Publié le 28 septembre 2012 par Ctrltab

I’m only making plans for Nigel_Fred

10-11 ans

- Fred, tes parents sont bien croque-morts ? On pourra y aller une fois, s’il te plait ?

- Arrête Francesca, je n’aime pas parler de ça.

- Non, mais je veux dire, toi, tu vois bien la différence entre un mort et un vivant ?

- Evidemment, comme tout le monde !

-  Pas moi.

-  Ne fais pas l’idiote, Francesca. Tu distingues bien une chose en vie et une chose qui ne l’est pas, ou plus. T’as passé l’âge de triturer les petites bêtes.

- Un être en vie, tu voulais dire. Une chose en soi existe mais n’est pas.

- Ne joue pas ta philosophe à deux balles.

- Depuis que ma grand-mère vit chez nous, je ne sais plus. S’il te plait, laisse-moi venir avec toi. Pour vérifier.

- Pour quoi ?

- Pour vérifier.

Je ne pourrais pas plus lui tirer les vers du nez. Francesca avait froncé les sourcils et pris son visage buté. Elle avait changé sa tête et accroché celle dont on ne pouvait rien retirer. (A cette époque, elle avait déjà commencé son délire sur les têtes interchangeables.) J’avais suffisamment honte du métier de mes parents, pire même de mes grands-parents, pour l’inviter. Le sang de la mort coulait dans nos veines de génération en génération. Nous étions ses émissaires désignés, discrets et respectueux, complices et familiers. J’aurais encore préféré que mes vieux tiennent encore un fast-food graisseux. Le soir, le baiser de maman aurait certes eu le goût de la frite mais cette odeur me paraissait mille fois plus enivrante et désirable que le goût de la naphtaline. Quand je marchais avec mon père dans le centre commercial, les gens nous évitaient, au mieux nous saluaient de loin et changeaient aussitôt de direction. Nous leur rappelions généralement de mauvais souvenirs, soit passés (le funéraille d’un proche, d’un être aimé), soit futurs (leur propre décès à venir). A l’école, les enfants m’embêtaient souvent. « Fils de macchabée », « tête de mort », « vers de terre » était mon lot quotidien et habituel d’insultes. Il est vrai que j’avais la peau pâle, les cheveux très foncés et les lèvres écarlates, ce qui n’arrangeait rien à l’affaire. J’avais la gueule de l’emploi.
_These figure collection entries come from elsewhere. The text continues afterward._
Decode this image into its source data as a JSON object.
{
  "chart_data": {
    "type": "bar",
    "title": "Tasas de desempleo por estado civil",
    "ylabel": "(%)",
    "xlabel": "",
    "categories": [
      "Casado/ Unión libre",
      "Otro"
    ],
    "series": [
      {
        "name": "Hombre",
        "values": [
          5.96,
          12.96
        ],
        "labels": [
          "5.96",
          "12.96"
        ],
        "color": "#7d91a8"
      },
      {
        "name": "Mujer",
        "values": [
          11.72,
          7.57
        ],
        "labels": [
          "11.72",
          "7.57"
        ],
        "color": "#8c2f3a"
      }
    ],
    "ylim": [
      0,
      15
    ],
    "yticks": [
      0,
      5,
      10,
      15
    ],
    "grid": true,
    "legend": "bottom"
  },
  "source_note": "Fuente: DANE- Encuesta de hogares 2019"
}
« C’est vrai, tu ressembles à un petit vampire des Carapattes et c’est ce que j’aime chez toi ! », me disait Francesca, après avoir foutu une bonne dérouillée à mes détracteurs, sur notre chemin de retour.

- Il faut que tu te défendes, Fred. Quand je ne suis pas là aussi. Dans ton école. Ne deviens pas leur tête de turc.

- Ce n’est des Carappates mais des Carpates, d’abord.

- Oh, tu as compris. Cela revient au même, mon petit carat à pattes préféré !

Chez nous, tout était un peu gris. Le salon funéraire était situé au rez-de-chaussée, nous habitions les deux étages au-dessus. Même en dehors des heures de travail, mon père n’arrivait à se défaire de sa face solennelle et compatissante adoptée pour la réception des familles. C’était un homme secret qui portait des lunettes rondes. Si ses traits témoignaient d’une certaine sensualité, nez camus et lèvres épaisses, celle-ci s’était évaporée dans un air toujours absent. Mon père travaillait et puis jouait aux échecs. Il aurait pu facilement jouer dans un film de Bergman, ses origines norvégiennes sans doute. Il avait depuis longtemps délégué toutes les tâches ménagères à ma mère qui ne voyait rien à redire, au contraire. Elle était contente de rendre service. Dévouée à cet homme qui avait bien voulu l’épouser, elle, la vieille fille, en dépit de sa bosse et de son visage qu’elle estimait affreux. Un mariage arrangé, bien sûr (entre deux êtres dont plus personne ne voulait). Maman arborait en permanence un sourire triste mais ne se plaignait jamais. Après tout, n’avait-elle pas réussi à mettre au monde deux enfants magnifiques à quarante ans passés ? Un vrai miracle. En plus, d’être des enfants de fossoyeurs, ma sœur et moi étions donc des enfants de vieux. Si ma sœur avait réussi à s’imposer dans la cour de récré par sa beauté et son verbe, moi, j’avais peu d’amis. A part Francesca, qui était venue vers moi. Qui m’avait déniché derrière mes toiles d’araignée, mon mutisme renfrogné et ma solitude.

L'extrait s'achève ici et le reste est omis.